Malcolm had been with Lara and her father on the night William Blair died. He had suffered from lung cancer. He had been a lifelong smoker—it was an irony that so many doctors who knew full well the destruction cigarettes could spread through the heart and lungs could still succumb to the habit—and despite many efforts to quit (once led by Malcolm, who had also smoked during college, and who offered to quit along with him; Malcolm had succeeded, but William went back to smoking after his wife died) had never been able to permanently shake the habit. When William lay in the hospital on what they all knew was the last night of his life, Malcolm whispered to him, “I wish we’d spent more time trying to beat cancer.”
But William had smiled then—actually smiled, behind the mask of the ventilator that kept his chest rising and falling—and shook his head; then his eyes turned to Lara, sitting in the chair beside the bed, and Malcolm knew exactly what that look meant, and what he would do for his dying friend and for his living daughter, as long as he would live himself.

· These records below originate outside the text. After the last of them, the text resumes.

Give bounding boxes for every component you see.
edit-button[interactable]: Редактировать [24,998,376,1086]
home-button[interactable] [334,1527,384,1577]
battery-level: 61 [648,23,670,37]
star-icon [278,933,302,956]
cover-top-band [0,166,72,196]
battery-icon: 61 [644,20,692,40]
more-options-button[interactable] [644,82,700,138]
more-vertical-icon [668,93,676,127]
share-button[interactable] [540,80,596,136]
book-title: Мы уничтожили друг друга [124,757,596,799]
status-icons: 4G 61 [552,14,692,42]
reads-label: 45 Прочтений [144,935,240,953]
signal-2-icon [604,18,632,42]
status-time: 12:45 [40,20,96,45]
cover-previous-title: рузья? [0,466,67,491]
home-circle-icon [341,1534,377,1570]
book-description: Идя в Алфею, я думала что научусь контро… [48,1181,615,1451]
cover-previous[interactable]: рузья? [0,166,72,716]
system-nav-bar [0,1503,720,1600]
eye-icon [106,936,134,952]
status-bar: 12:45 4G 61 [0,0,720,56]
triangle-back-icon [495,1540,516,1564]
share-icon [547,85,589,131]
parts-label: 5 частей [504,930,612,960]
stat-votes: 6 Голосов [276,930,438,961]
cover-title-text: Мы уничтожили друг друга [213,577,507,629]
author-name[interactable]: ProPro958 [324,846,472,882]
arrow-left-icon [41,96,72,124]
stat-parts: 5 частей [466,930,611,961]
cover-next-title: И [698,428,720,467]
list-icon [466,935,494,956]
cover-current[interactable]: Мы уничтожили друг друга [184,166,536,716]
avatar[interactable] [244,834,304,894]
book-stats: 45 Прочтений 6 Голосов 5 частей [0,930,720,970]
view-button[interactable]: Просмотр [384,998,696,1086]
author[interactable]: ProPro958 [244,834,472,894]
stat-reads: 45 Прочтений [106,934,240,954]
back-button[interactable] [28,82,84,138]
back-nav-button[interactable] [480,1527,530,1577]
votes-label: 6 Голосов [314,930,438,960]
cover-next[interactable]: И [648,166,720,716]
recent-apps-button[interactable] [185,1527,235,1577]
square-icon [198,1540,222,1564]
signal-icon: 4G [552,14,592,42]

Now Lara, seeing this new evidence of stupendous dexterity, tossed off the remainder of her lab gear and paced her office. Lara possessed the trait—some might call the affliction—of believing that if anything needed accomplishing, she had to acquire skill for it personally. But before her were the signs of a skill beyond any she could achieve herself; she knew that already, after a young lifetime of trying. She had never seen anything like the manual skill or the subtle artistry that the carvings demonstrated. The photo blow-ups made it even more evident than microscopic views of the carvings did.